My goal is to call an external (dotnet) process from pyspark via RDD.pipe. As this failed I wanted to test to pipe to a simple command:
spark = SparkSession.builder.master("local").appName("test").getOrCreate()
result_rdd = spark.sparkContext.parallelize(['1', '2', '', '3']).pipe(command).collect()
However, I get the error message:
py4j.protocol.Py4JJavaError: An error occurred while calling z:org.apache.spark.api.python.PythonRDD.collectAndServe.
: org.apache.spark.SparkException: Job aborted due to stage failure: Task 0 in stage 0.0 failed 1 times, most recent failure: Lost task 0.0 in stage 0.0 (TID 0) ( executor driver): org.apache.spark.api.python.PythonException: Traceback (most recent call last):
File "C:\projectpath\.venv\Lib\site-packages\pyspark\python\lib\pyspark.zip\pyspark\worker.py", line 686, in main
File "C:\projectpath\.venv\Lib\site-packages\pyspark\python\lib\pyspark.zip\pyspark\worker.py", line 676, in process
File "C:\projectpath\.venv\lib\site-packages\pyspark\rdd.py", line 540, in func
return f(iterator)
File "C:\projectpath\.venv\lib\site-packages\pyspark\rdd.py", line 1117, in func
pipe = Popen(shlex.split(command), env=env, stdin=PIPE, stdout=PIPE)
File "C:\Users\username\AppData\Local\Programs\Python\Python39\lib\subprocess.py", line 951, in __init__
self._execute_child(args, executable, preexec_fn, close_fds,
File "C:\Users\username\AppData\Local\Programs\Python\Python39\lib\subprocess.py", line 1420, in _execute_child
hp, ht, pid, tid = _winapi.CreateProcess(executable, args,
FileNotFoundError: [WinError 2] The system cannot find the file specified
Update: I found a workaround to make it work for me.
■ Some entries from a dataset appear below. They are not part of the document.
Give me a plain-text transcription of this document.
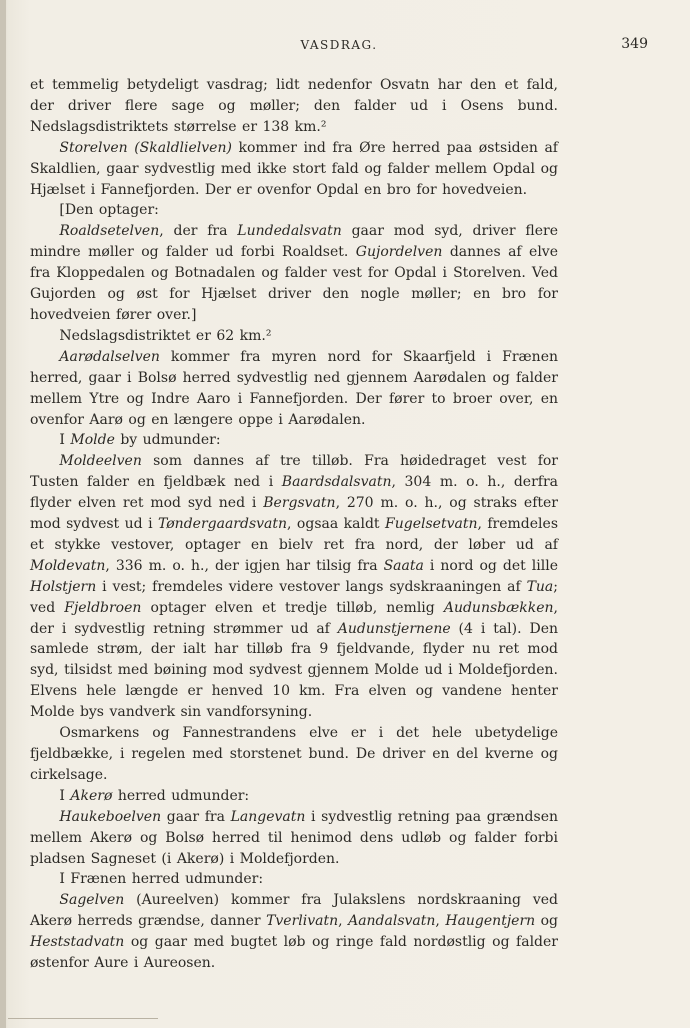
VASDRAG.	349

et temmelig betydeligt vasdrag; lidt nedenfor Osvatn har den et fald, der driver flere sage og møller; den falder ud i Osens bund. Nedslagsdistriktets størrelse er 138 km.²

Storelven (Skaldlielven) kommer ind fra Øre herred paa østsiden af Skaldlien, gaar sydvestlig med ikke stort fald og falder mellem Opdal og Hjælset i Fannefjorden. Der er ovenfor Opdal en bro for hovedveien.

[Den optager:

Roaldsetelven, der fra Lundedalsvatn gaar mod syd, driver flere mindre møller og falder ud forbi Roaldset. Gujordelven dannes af elve fra Kloppedalen og Botnadalen og falder vest for Opdal i Storelven. Ved Gujorden og øst for Hjælset driver den nogle møller; en bro for hovedveien fører over.]

Nedslagsdistriktet er 62 km.²

Aarødalselven kommer fra myren nord for Skaarfjeld i Frænen herred, gaar i Bolsø herred sydvestlig ned gjennem Aarødalen og falder mellem Ytre og Indre Aaro i Fannefjorden. Der fører to broer over, en ovenfor Aarø og en længere oppe i Aarødalen.

I Molde by udmunder:

Moldeelven som dannes af tre tilløb. Fra høidedraget vest for Tusten falder en fjeldbæk ned i Baardsdalsvatn, 304 m. o. h., derfra flyder elven ret mod syd ned i Bergsvatn, 270 m. o. h., og straks efter mod sydvest ud i Tøndergaardsvatn, ogsaa kaldt Fugelsetvatn, fremdeles et stykke vestover, optager en bielv ret fra nord, der løber ud af Moldevatn, 336 m. o. h., der igjen har tilsig fra Saata i nord og det lille Holstjern i vest; fremdeles videre vestover langs sydskraaningen af Tua; ved Fjeldbroen optager elven et tredje tilløb, nemlig Audunsbækken, der i sydvestlig retning strømmer ud af Audunstjernene (4 i tal). Den samlede strøm, der ialt har tilløb fra 9 fjeldvande, flyder nu ret mod syd, tilsidst med bøining mod sydvest gjennem Molde ud i Moldefjorden. Elvens hele længde er henved 10 km. Fra elven og vandene henter Molde bys vandverk sin vandforsyning.

Osmarkens og Fannestrandens elve er i det hele ubetydelige fjeldbække, i regelen med storstenet bund. De driver en del kverne og cirkelsage.

I Akerø herred udmunder:

Haukeboelven gaar fra Langevatn i sydvestlig retning paa grændsen mellem Akerø og Bolsø herred til henimod dens udløb og falder forbi pladsen Sagneset (i Akerø) i Moldefjorden.

I Frænen herred udmunder:

Sagelven (Aureelven) kommer fra Julakslens nordskraaning ved Akerø herreds grændse, danner Tverlivatn, Aandalsvatn, Haugentjern og Heststadvatn og gaar med bugtet løb og ringe fald nordøstlig og falder østenfor Aure i Aureosen.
I had a look at the pyspark implementation of the pipe function and if no env parameter is given, they use an empty dictionary as env parameter for Popen, which led to the same error for me when doing it directly for Popen. Just adding some dictionary with values fixed the problem for now:
pipe(command, env={"1":"2"})